JAKARTA. The United Nations Conference on Trade and Development (UNCTAD) stated that the implementation of pillar II in the global tax agreement will reduce the flow of direct investment or Foreign Direct Investment (FDI) from multinational companies in all countries, by 2%.
In its report entitled World Investment Report 2022, UNCTAD assessed that the clause of applying a minimum tax rate of 15% would make multinational companies move their investments from jurisdictions with low tax rates to high taxes.
The existence of pillar II is considered to increase corporate income tax (PPh) from multinational companies on their overseas profits. So far, on average they only pay less than 20% tax, even though most developing and developed countries set the rate at around 25%.
However, under the pillar II clause, multinational companies that are taxed below 15% will be subject to top-up by the jurisdiction that applies the clause. As a result, the corporate income tax that must be paid is greater than usual.
"Implementation of top-up taxes can make a big difference in revenue collection," said UNCTAD in the report released on Thursday (9/6).

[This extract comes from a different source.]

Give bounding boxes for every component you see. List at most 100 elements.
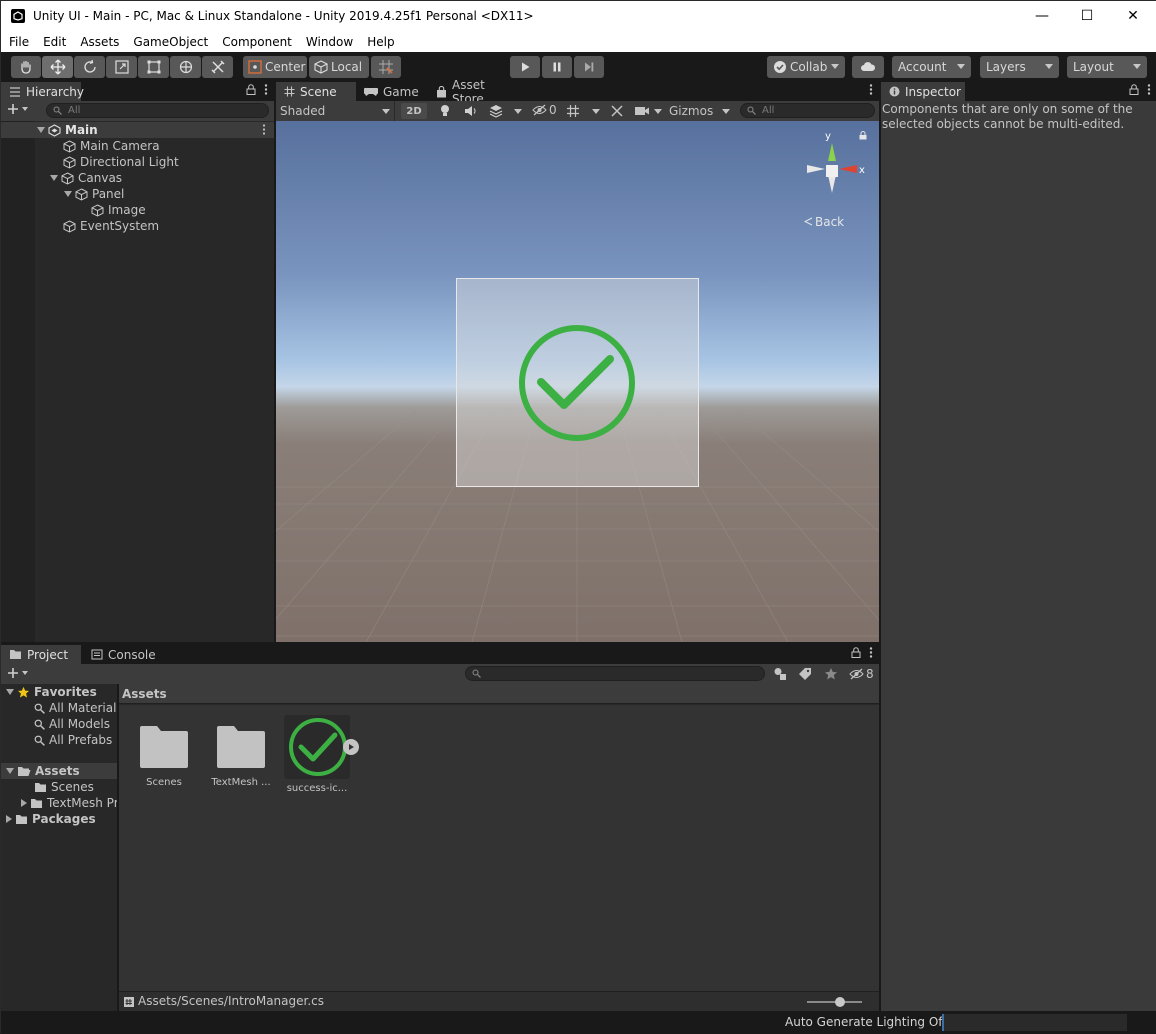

Alternative Incentives: Finance, Infrastructure and Subsidies
UNCTAD stated that this would have a significant impact on countries that promote investment by offering tax incentives.
Some of the incentive schemes offered are varied, ranging from accelerated depreciation, tax holidays, both exemptions from all tax payable or part of them, as well as various other incentives.
UNCTAD estimates that the accelerated depreciation facility can still be used. Meanwhile, the tax holiday facility will no longer be attractive to investors.
Thus, countries that have been relying on tax incentives to attract investment must prepare alternative policies that will not be affected by Pillar II.
UNCTAD predicted competition from countries to attract investment will shift from offering tax facilities to financial incentives, infrastructure provision,s or subsidies.